Furthermore, by extending the neural network models, it could be expected that fewer trials need to be excluded because of low confidence in the predictions of the coordinates of the anatomical landmarks; however, the dataset for the current study was limited to further extend the neural network models (with more variation in the labeled frames) because videos of trials used for network training are excluded from the statistical analyses. A possible reason to exclude trials was if one or more joints were not visible in the video recording. It requires some practice to master the posture of the examiner in which the joints of the participant are clearly visible in the video. Visibility of the joints of the participant could be increased when using active proprioception assessment methods (e.g., active JPR assessment and active movement extent discrimination assessment (AMEDA)). Furthermore, the ecological validity of proprioception assessment would increase using active proprioception assessment methods. However, using active methods increases the risk of out-of-plane movements. Out-of-plane movements of a participant could cause different JREs measured by the two systems. Determining the JREs based on measuring two-dimensional joint angles in persons that do not move linearly in one dimension will be inaccurate. Differences in JREs measured by the two systems caused by out-of-plane movements could not be solved by extending the neural network models, but should be solved by measuring three-dimensional joint angles. In the current study, typically developing children performed passive JPR tasks, while sagittal videos were recorded (i.e., a camera on a tripod was placed perpendicular to the movement direction, the flexion-extension axis), which resulted in a minimized chance of out-of-plane movements. In the case of performing JPR tasks in other populations (such as children with cerebral palsy) and/or under active testing conditions, more out-of-plane movements will be expected. Therefore, measuring three-dimensional joint angles should be considered when out-of-plane movements are expected. Assessing the validity and reliability of DeepLabCut in measuring JREs based on three-dimensional joint angles is still needed.

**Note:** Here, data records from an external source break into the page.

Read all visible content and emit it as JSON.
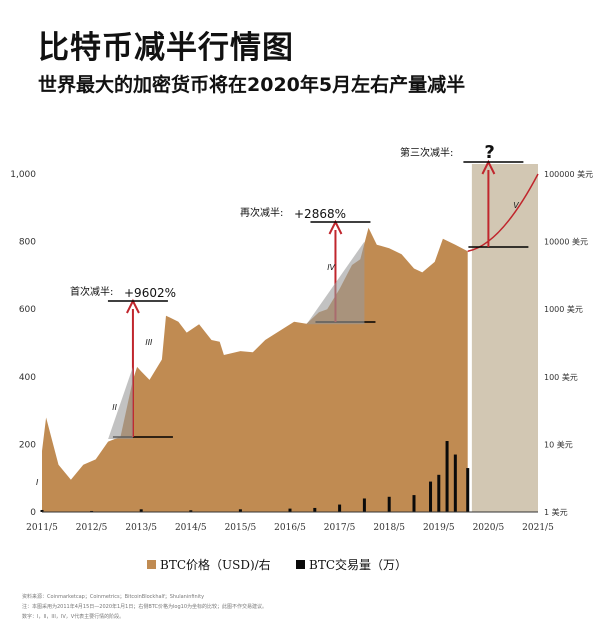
{
  "title": "比特币减半行情图",
  "subtitle": "世界最大的加密货币将在2020年5月左右产量减半",
  "colors": {
    "price": "#c08b52",
    "volume": "#0a0a0a",
    "forecast_bg": "#d2c7b3",
    "arrow": "#c0262d",
    "triangle": "#9a9a9a"
  },
  "legend": {
    "price_label": "BTC价格（USD)/右",
    "volume_label": "BTC交易量（万）"
  },
  "footnotes": [
    "资料来源：Coinmarketcap；Coinmetrics；BitcoinBlockhalf；Shulaninfinity",
    "注：本图采用为2011年4月15日—2020年1月1日；右侧BTC价格为log10为坐标的比较；此图不作交易建议。",
    "数字：I，II，III，IV，V代表主要行情的阶段。"
  ],
  "chart_data": {
    "type": "area",
    "x_ticks": [
      "2011/5",
      "2012/5",
      "2013/5",
      "2014/5",
      "2015/5",
      "2016/5",
      "2017/5",
      "2018/5",
      "2019/5",
      "2020/5",
      "2021/5"
    ],
    "left_axis": {
      "ticks": [
        "0",
        "200",
        "400",
        "600",
        "800",
        "1,000"
      ],
      "ylim": [
        0,
        1000
      ]
    },
    "right_axis": {
      "scale": "log",
      "ticks": [
        "1 美元",
        "10 美元",
        "100 美元",
        "1000 美元",
        "10000 美元",
        "100000 美元"
      ],
      "ylim": [
        1,
        100000
      ]
    },
    "series": [
      {
        "name": "BTC价格（USD)/右",
        "kind": "area-log",
        "points": [
          [
            "2011/5",
            8
          ],
          [
            "2011/6",
            25
          ],
          [
            "2011/9",
            5
          ],
          [
            "2011/12",
            3
          ],
          [
            "2012/3",
            5
          ],
          [
            "2012/6",
            6
          ],
          [
            "2012/9",
            11
          ],
          [
            "2012/12",
            13
          ],
          [
            "2013/3",
            90
          ],
          [
            "2013/4",
            140
          ],
          [
            "2013/5",
            120
          ],
          [
            "2013/7",
            90
          ],
          [
            "2013/10",
            180
          ],
          [
            "2013/11",
            800
          ],
          [
            "2013/12",
            750
          ],
          [
            "2014/2",
            650
          ],
          [
            "2014/4",
            450
          ],
          [
            "2014/7",
            600
          ],
          [
            "2014/10",
            350
          ],
          [
            "2014/12",
            330
          ],
          [
            "2015/1",
            210
          ],
          [
            "2015/5",
            240
          ],
          [
            "2015/8",
            230
          ],
          [
            "2015/11",
            350
          ],
          [
            "2016/1",
            420
          ],
          [
            "2016/6",
            650
          ],
          [
            "2016/9",
            610
          ],
          [
            "2016/12",
            900
          ],
          [
            "2017/2",
            1000
          ],
          [
            "2017/5",
            2000
          ],
          [
            "2017/8",
            4500
          ],
          [
            "2017/10",
            5500
          ],
          [
            "2017/12",
            16000
          ],
          [
            "2018/2",
            9000
          ],
          [
            "2018/5",
            8000
          ],
          [
            "2018/8",
            6500
          ],
          [
            "2018/11",
            4000
          ],
          [
            "2019/1",
            3500
          ],
          [
            "2019/4",
            5000
          ],
          [
            "2019/6",
            11000
          ],
          [
            "2019/9",
            9000
          ],
          [
            "2019/12",
            7200
          ]
        ]
      },
      {
        "name": "BTC交易量（万）",
        "kind": "bars-left",
        "points": [
          [
            "2011/5",
            6
          ],
          [
            "2012/5",
            3
          ],
          [
            "2013/5",
            8
          ],
          [
            "2014/5",
            5
          ],
          [
            "2015/5",
            8
          ],
          [
            "2016/5",
            10
          ],
          [
            "2016/11",
            12
          ],
          [
            "2017/5",
            22
          ],
          [
            "2017/11",
            40
          ],
          [
            "2018/5",
            45
          ],
          [
            "2018/11",
            50
          ],
          [
            "2019/3",
            90
          ],
          [
            "2019/5",
            110
          ],
          [
            "2019/7",
            210
          ],
          [
            "2019/9",
            170
          ],
          [
            "2019/12",
            130
          ]
        ]
      }
    ],
    "forecast": {
      "start": "2020/1",
      "end": "2021/5"
    },
    "annotations": [
      {
        "label": "首次减半:",
        "change": "+9602%",
        "date": "2012/11",
        "phase": "I"
      },
      {
        "label": "再次减半:",
        "change": "+2868%",
        "date": "2016/7"
      },
      {
        "label": "第三次减半:",
        "change": "?",
        "date": "2020/5"
      },
      {
        "phase": "II"
      },
      {
        "phase": "III"
      },
      {
        "phase": "IV"
      },
      {
        "phase": "V"
      }
    ]
  }
}
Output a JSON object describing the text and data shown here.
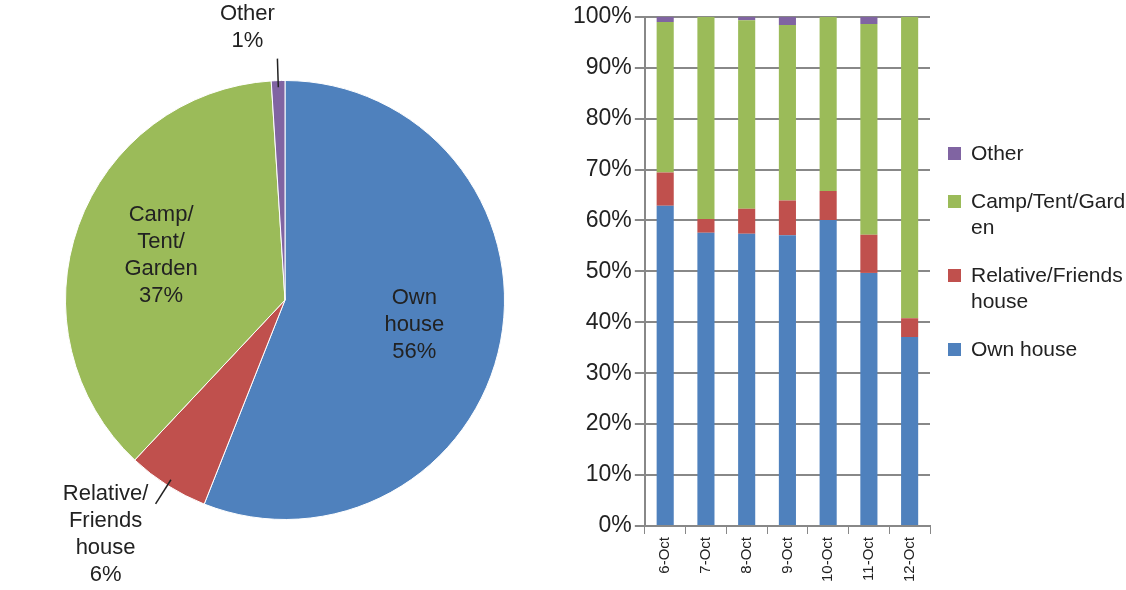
{
  "chart_data": [
    {
      "type": "pie",
      "categories": [
        "Own house",
        "Relative/Friends house",
        "Camp/Tent/Garden",
        "Other"
      ],
      "values": [
        56,
        6,
        37,
        1
      ],
      "colors": [
        "#4f81bd",
        "#c0504d",
        "#9bbb59",
        "#8064a2"
      ],
      "value_labels": [
        "56%",
        "6%",
        "37%",
        "1%"
      ],
      "legend": false
    },
    {
      "type": "bar",
      "stacked": true,
      "categories": [
        "6-Oct",
        "7-Oct",
        "8-Oct",
        "9-Oct",
        "10-Oct",
        "11-Oct",
        "12-Oct"
      ],
      "series": [
        {
          "name": "Own house",
          "color": "#4f81bd",
          "values": [
            62.9,
            57.6,
            57.4,
            57.1,
            60.1,
            49.7,
            37.1
          ]
        },
        {
          "name": "Relative/Friends house",
          "color": "#c0504d",
          "values": [
            6.5,
            2.7,
            4.9,
            6.8,
            5.7,
            7.5,
            3.7
          ]
        },
        {
          "name": "Camp/Tent/Garden",
          "color": "#9bbb59",
          "values": [
            29.6,
            39.7,
            37.0,
            34.5,
            34.2,
            41.4,
            59.2
          ]
        },
        {
          "name": "Other",
          "color": "#8064a2",
          "values": [
            1.0,
            0,
            0.7,
            1.6,
            0,
            1.4,
            0
          ]
        }
      ],
      "ylim": [
        0,
        100
      ],
      "yticks": [
        {
          "value": 0,
          "label": "0%"
        },
        {
          "value": 10,
          "label": "10%"
        },
        {
          "value": 20,
          "label": "20%"
        },
        {
          "value": 30,
          "label": "30%"
        },
        {
          "value": 40,
          "label": "40%"
        },
        {
          "value": 50,
          "label": "50%"
        },
        {
          "value": 60,
          "label": "60%"
        },
        {
          "value": 70,
          "label": "70%"
        },
        {
          "value": 80,
          "label": "80%"
        },
        {
          "value": 90,
          "label": "90%"
        },
        {
          "value": 100,
          "label": "100%"
        }
      ],
      "grid": "y",
      "legend": "right"
    }
  ]
}
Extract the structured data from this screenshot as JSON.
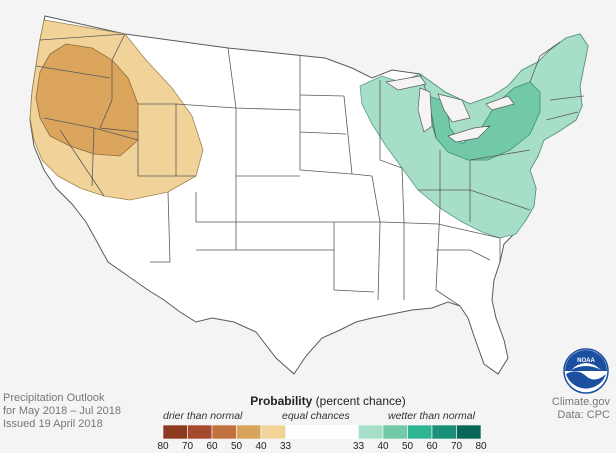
{
  "map": {
    "colors": {
      "background": "#f4f4f4",
      "land": "#ffffff",
      "border": "#5a5a5a",
      "dry_33": "#f1d39a",
      "dry_40": "#dba55e",
      "wet_33": "#a6dec8",
      "wet_40": "#72c9a8"
    }
  },
  "footer": {
    "left_line1": "Precipitation Outlook",
    "left_line2": "for May 2018 – Jul 2018",
    "left_line3": "Issued 19 April 2018",
    "right_line1": "Climate.gov",
    "right_line2": "Data: CPC"
  },
  "legend": {
    "title_bold": "Probability",
    "title_rest": " (percent chance)",
    "drier": "drier than normal",
    "equal": "equal chances",
    "wetter": "wetter than normal",
    "ticks": [
      "80",
      "70",
      "60",
      "50",
      "40",
      "33",
      "33",
      "40",
      "50",
      "60",
      "70",
      "80"
    ],
    "dry_colors": [
      "#8b3a1f",
      "#a54a2c",
      "#c3703f",
      "#daa35c",
      "#f1d39a"
    ],
    "wet_colors": [
      "#a6dec8",
      "#72c9a8",
      "#2fb592",
      "#19907a",
      "#0a6655"
    ]
  },
  "logo": {
    "text": "NOAA",
    "icon": "noaa-logo-icon"
  }
}
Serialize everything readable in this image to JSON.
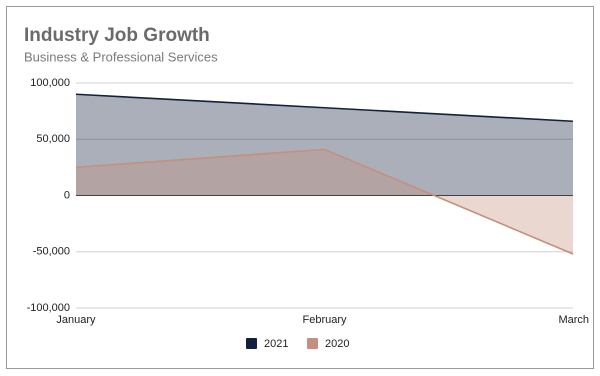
{
  "chart_data": {
    "type": "area",
    "title": "Industry Job Growth",
    "subtitle": "Business & Professional Services",
    "categories": [
      "January",
      "February",
      "March"
    ],
    "series": [
      {
        "name": "2021",
        "color": "#13203d",
        "values": [
          90000,
          78000,
          66000
        ]
      },
      {
        "name": "2020",
        "color": "#c4907e",
        "values": [
          25000,
          41000,
          -52000
        ]
      }
    ],
    "ylim": [
      -100000,
      100000
    ],
    "yticks": [
      {
        "value": -100000,
        "label": "-100,000"
      },
      {
        "value": -50000,
        "label": "-50,000"
      },
      0,
      {
        "value": 50000,
        "label": "50,000"
      },
      {
        "value": 100000,
        "label": "100,000"
      }
    ],
    "grid": true,
    "legend": "bottom"
  }
}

Further research is needed to assess the validity of DeepLabCut to measure the JRE in joints other than the knee and hip (such as the ankle and upper extremity joints) and different measurement planes (such as the frontal movement plane, determining joint adduction-abduction). Detecting proprioceptive deficits via the assessment of proprioception function is not only relevant in typically developing children, but also in athletes, older adults and disabled people. In these populations, poorer proprioception is indicative of a higher chance of getting a sports injury [
34], can further exacerbate the likelihood of falls and balance problems [
35,
36] and can negatively affect movement control [
37,
38,
39,
40,
41,
42]. Deep-learning-based motion capture techniques could identify these proprioceptive deficits and therefore facilitate the implementation of proprioception assessment in clinical and sports settings, as there are no markers and no laboratory setting needed.